I've integrated AI into some of the software that we've built out. I've connected OpenAI's GPT to multiple points in our app. We have a homegrown subcontract application that handles workflow for our company, handles generating drafts, uploading files, and [you can] copy and paste a whole Excel sheet of quantitative takeoffs from a construction drawing, throw them in there, and then AI will take care of the rest and generate a nice, neat scope of work for [those] contract, subcontract documents.
What are you most proud of in your tech career?
I’m most proud of the software engineering stuff. It's kind of cool starting from zero, and then basically building out an entire development pipeline with a few others.
[Also having things] properly documented ... using legitimate software of engineering practices.

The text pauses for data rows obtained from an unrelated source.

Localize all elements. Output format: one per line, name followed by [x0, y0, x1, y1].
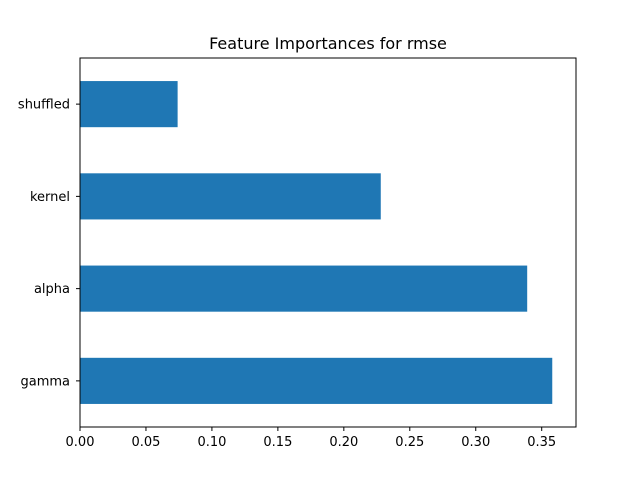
y-tick-label-alpha: alpha: [34, 282, 70, 297]
plot-frame: [79, 57, 577, 428]
x-tick-label: 0.05: [131, 435, 160, 450]
y-tick-label-kernel: kernel: [30, 190, 70, 205]
x-tick-label: 0.30: [461, 435, 490, 450]
x-tick-label: 0.20: [329, 435, 358, 450]
x-tick-label: 0.10: [197, 435, 226, 450]
bar-alpha: [80, 265, 528, 312]
y-tick-label-shuffled: shuffled: [18, 98, 70, 113]
bar-shuffled: [80, 81, 178, 128]
x-tick-label: 0.25: [395, 435, 424, 450]
bar-gamma: [80, 357, 553, 404]
y-tick-label-gamma: gamma: [20, 374, 70, 389]
x-tick-label: 0.35: [527, 435, 556, 450]
chart-title: Feature Importances for rmse: [209, 34, 447, 53]
x-tick-label: 0.00: [66, 435, 95, 450]
x-tick-label: 0.15: [263, 435, 292, 450]
bar-kernel: [80, 173, 381, 220]
ticks-layer: shuffled kernel alpha gamma 0.00 0.05 0.10 0.15…: [18, 98, 556, 450]
bars-layer: [80, 81, 553, 404]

If I just leave and get hit by the proverbial bus, as they say, my IT support guy can just jump in there with little to no software experience, just knowing where things are. Here's your GitHub repository. Here's the integration, here's the documentation for what these files do. Sometimes people go a little too crazy on documentation, because it's like, listen, no matter how much documentation I'm going to write, I can’t teach somebody to code through documentation, (although now probably with GPT and other AI tools maybe you can) but the whole premise is that if the proverbial bus [hits me] Dan, anybody who has a little bit of prowess can jump in and know where things are and how to fix things or redevelop things, or whatever the need may be.